En 1995, Jean Baudrillard publie dans Libération un article intitulé : Le complot de l'art. Avec le sens des nuances qui le caractérise, il nous y apprend que l'art contemporain n'est pas seulement médiocre - ça, beaucoup de gens avant Baudrillard l'avaient déjà dit - il est nul.
Bien sûr, toute cette médiocrité prétend se sublimer en passant au niveau second et ironique de l'art. Mais c'est tout aussi nul et insignifiant au niveau second qu'au premier. Le passage au niveau esthétique ne sauve rien, bien au contraire : c'est une médiocrité à la puissance deux. Ça prétend être nul : "Je suis nul! Je suis nul!" - et c'est vraiment nul. [1]
C'est un peu plus tôt, au début des années 90, qu'avait éclaté l'affaire Jean Clair. Je résume : une série de textes critiques (Esprit, Télérama et l'Evénement du Jeudi) mettent en cause la qualité de l'art contemporain tel qu'il se pratique et se donne à voir au travers des institutions culturelles, ainsi que la validité du discours critique qui l'accompagne. Les propos de Jean Clair (académicien, ex-directeur du musée d'Art moderne et du musée Picasso) publiés par le très droitier magazine Krisis font éclater les hostilités entre pourfendeurs et défenseurs de l'installation post-moderne et de l'esthétique transactionnelle.

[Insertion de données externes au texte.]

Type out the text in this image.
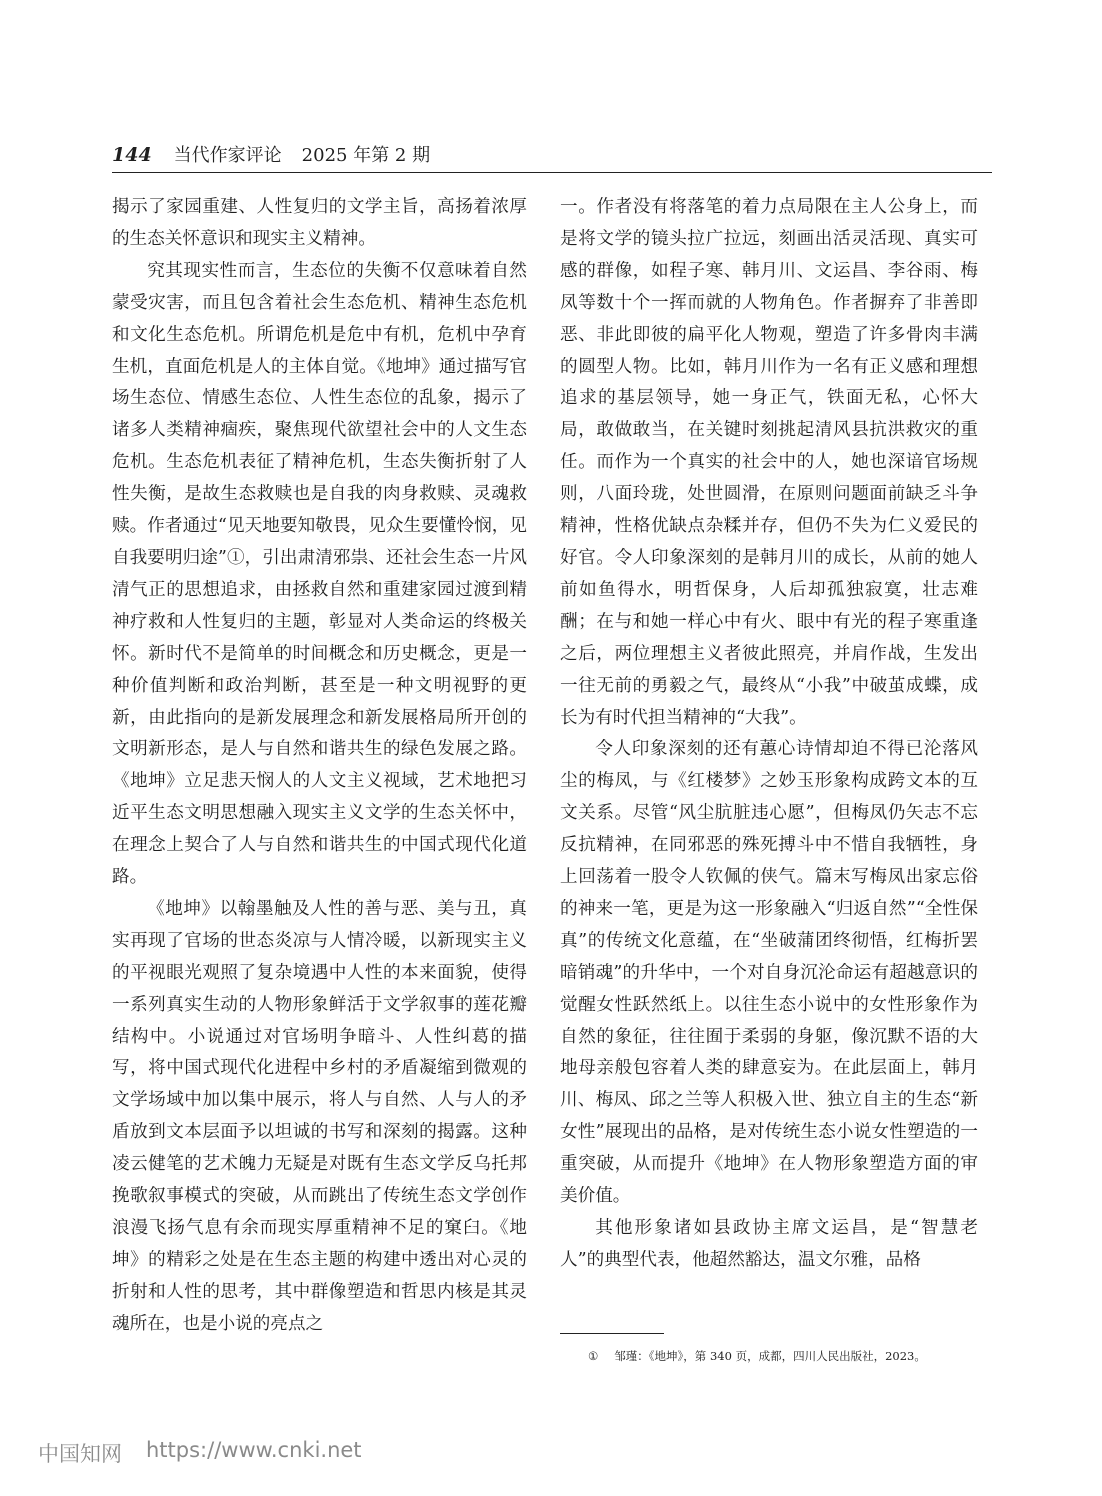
144 当代作家评论 2025 年第 2 期

揭示了家园重建、人性复归的文学主旨，高扬着浓厚的生态关怀意识和现实主义精神。

究其现实性而言，生态位的失衡不仅意味着自然蒙受灾害，而且包含着社会生态危机、精神生态危机和文化生态危机。所谓危机是危中有机，危机中孕育生机，直面危机是人的主体自觉。《地坤》通过描写官场生态位、情感生态位、人性生态位的乱象，揭示了诸多人类精神痼疾，聚焦现代欲望社会中的人文生态危机。生态危机表征了精神危机，生态失衡折射了人性失衡，是故生态救赎也是自我的肉身救赎、灵魂救赎。作者通过“见天地要知敬畏，见众生要懂怜悯，见自我要明归途”①，引出肃清邪祟、还社会生态一片风清气正的思想追求，由拯救自然和重建家园过渡到精神疗救和人性复归的主题，彰显对人类命运的终极关怀。新时代不是简单的时间概念和历史概念，更是一种价值判断和政治判断，甚至是一种文明视野的更新，由此指向的是新发展理念和新发展格局所开创的文明新形态，是人与自然和谐共生的绿色发展之路。《地坤》立足悲天悯人的人文主义视域，艺术地把习近平生态文明思想融入现实主义文学的生态关怀中，在理念上契合了人与自然和谐共生的中国式现代化道路。

《地坤》以翰墨触及人性的善与恶、美与丑，真实再现了官场的世态炎凉与人情冷暖，以新现实主义的平视眼光观照了复杂境遇中人性的本来面貌，使得一系列真实生动的人物形象鲜活于文学叙事的莲花瓣结构中。小说通过对官场明争暗斗、人性纠葛的描写，将中国式现代化进程中乡村的矛盾凝缩到微观的文学场域中加以集中展示，将人与自然、人与人的矛盾放到文本层面予以坦诚的书写和深刻的揭露。这种凌云健笔的艺术魄力无疑是对既有生态文学反乌托邦挽歌叙事模式的突破，从而跳出了传统生态文学创作浪漫飞扬气息有余而现实厚重精神不足的窠臼。《地坤》的精彩之处是在生态主题的构建中透出对心灵的折射和人性的思考，其中群像塑造和哲思内核是其灵魂所在，也是小说的亮点之

一。作者没有将落笔的着力点局限在主人公身上，而是将文学的镜头拉广拉远，刻画出活灵活现、真实可感的群像，如程子寒、韩月川、文运昌、李谷雨、梅凤等数十个一挥而就的人物角色。作者摒弃了非善即恶、非此即彼的扁平化人物观，塑造了许多骨肉丰满的圆型人物。比如，韩月川作为一名有正义感和理想追求的基层领导，她一身正气，铁面无私，心怀大局，敢做敢当，在关键时刻挑起清风县抗洪救灾的重任。而作为一个真实的社会中的人，她也深谙官场规则，八面玲珑，处世圆滑，在原则问题面前缺乏斗争精神，性格优缺点杂糅并存，但仍不失为仁义爱民的好官。令人印象深刻的是韩月川的成长，从前的她人前如鱼得水，明哲保身，人后却孤独寂寞，壮志难酬；在与和她一样心中有火、眼中有光的程子寒重逢之后，两位理想主义者彼此照亮，并肩作战，生发出一往无前的勇毅之气，最终从“小我”中破茧成蝶，成长为有时代担当精神的“大我”。

令人印象深刻的还有蕙心诗情却迫不得已沦落风尘的梅凤，与《红楼梦》之妙玉形象构成跨文本的互文关系。尽管“风尘肮脏违心愿”，但梅凤仍矢志不忘反抗精神，在同邪恶的殊死搏斗中不惜自我牺牲，身上回荡着一股令人钦佩的侠气。篇末写梅凤出家忘俗的神来一笔，更是为这一形象融入“归返自然”“全性保真”的传统文化意蕴，在“坐破蒲团终彻悟，红梅折罢暗销魂”的升华中，一个对自身沉沦命运有超越意识的觉醒女性跃然纸上。以往生态小说中的女性形象作为自然的象征，往往囿于柔弱的身躯，像沉默不语的大地母亲般包容着人类的肆意妄为。在此层面上，韩月川、梅凤、邱之兰等人积极入世、独立自主的生态“新女性”展现出的品格，是对传统生态小说女性塑造的一重突破，从而提升《地坤》在人物形象塑造方面的审美价值。

其他形象诸如县政协主席文运昌，是“智慧老人”的典型代表，他超然豁达，温文尔雅，品格

① 邹瑾：《地坤》，第 340 页，成都，四川人民出版社，2023。
中国知网 https://www.cnki.net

Jean Clair, Olivier Céna, ou Marc Fumaroli (qui dresse dans L'état culturel, un portrait au vitriol de la politique culturelle de Malraux à Jack Lang) sont parmi les assaillants, tandis que Catherine Millet et quelques autres organisent la défense... Complot, délit d'initié, abus de pouvoir, logique excluante de la distinction bourdieusienne, accusent les premiers. Fascistes ! répondent les seconds. Moins polémique, le constat est le même chez Yves Michaud, même si on passe de l'incantation à l'ironie :
L'installation video en boucle de la galerie de pointe est visible, à peu de choses près, chez Zara ou Armani. (...) On a l'impression que l'art contemporain travaille d'arrache-pied à rendre hermétique l'accès à des expériences somme toute banales et aussi courantes que serrer la main de quelqu'un, faire l'aumône à un mendiant, échanger un regard avec une femme, regarder dans le vide, s'ennuyer, ou être saisi d'un rire communicatif puis nerveux. [2]
Allain Glykos trace entre cette affaire Jean Clair et l'affaire Sokal, un parallèle tout à fait troublant. D'un côté, Sokal et Bricmont intentent un procès en illégitimité à certains intellectuels français, coupables à leurs yeux de dévoyer le discours scientifique en l'embarquant de travers dans leurs constructions théoriques. [3] De l'autre, Baudrillard & co analysent la scène de l'art contemporain comme une mystification, un complot. Alain Glykos montre qu'il y a un vocabulaire et une thématique communs aux deux « affaires », et que tout ça n'est pas nouveau :
Galilée constitue un autre exemple fort intéressant car il a su user de critiques violentes tantôt contre les poètes au nom de la science, tantôt contre les scientifiques au nom de l'esthétique. Il déniait en effet le droit aux poètes et aux historiographes de parler de physique. Un Sokal avant l'heure ? Certes, l'objet et le contexte de sa critique ne sont pas comparables. Ce qui l'est, c'est au fond l'argumentation de compétence et l'idée que toute intrusion dans le territoire de l'autre est considérée comme imposture. (...) A l'inverse, ce sont des considérations esthétiques sur le cercle - forme parfaite - qui empêchent Galilée d'accréditer les lois de Kepler qui s'appuyaient sur le mouvement elliptique. Galilée, qui ne voulait pas mélanger l'art et la science, a-t-il échappé à la confusion ? [3]
Et c'est sans doute à une critique de la confusion que se rapportent les deux affaires. Confusion, d'un côté, entre le monde de l'art et celui du divertissement (Marc Fumaroli), entre modernité et effet de mode (Yves Michaud) ; confusion de l'autre entre language savant et langage poétique, entre métaphore et argument. Il est amusant, remarque Allain Glykos, de rencontrer Baudrillard dans les deux cas : assaillant impitoyable du système de l'art, il est assiégé à son tour par Sokal et Bricmont. Lesquels citent quelques passages particulièrement abscons du dit Baudrillard, qui utilise complètement à l'envers - et en les présentant comme des concepts importés des sciences ! - des notions telle que la réversibilité.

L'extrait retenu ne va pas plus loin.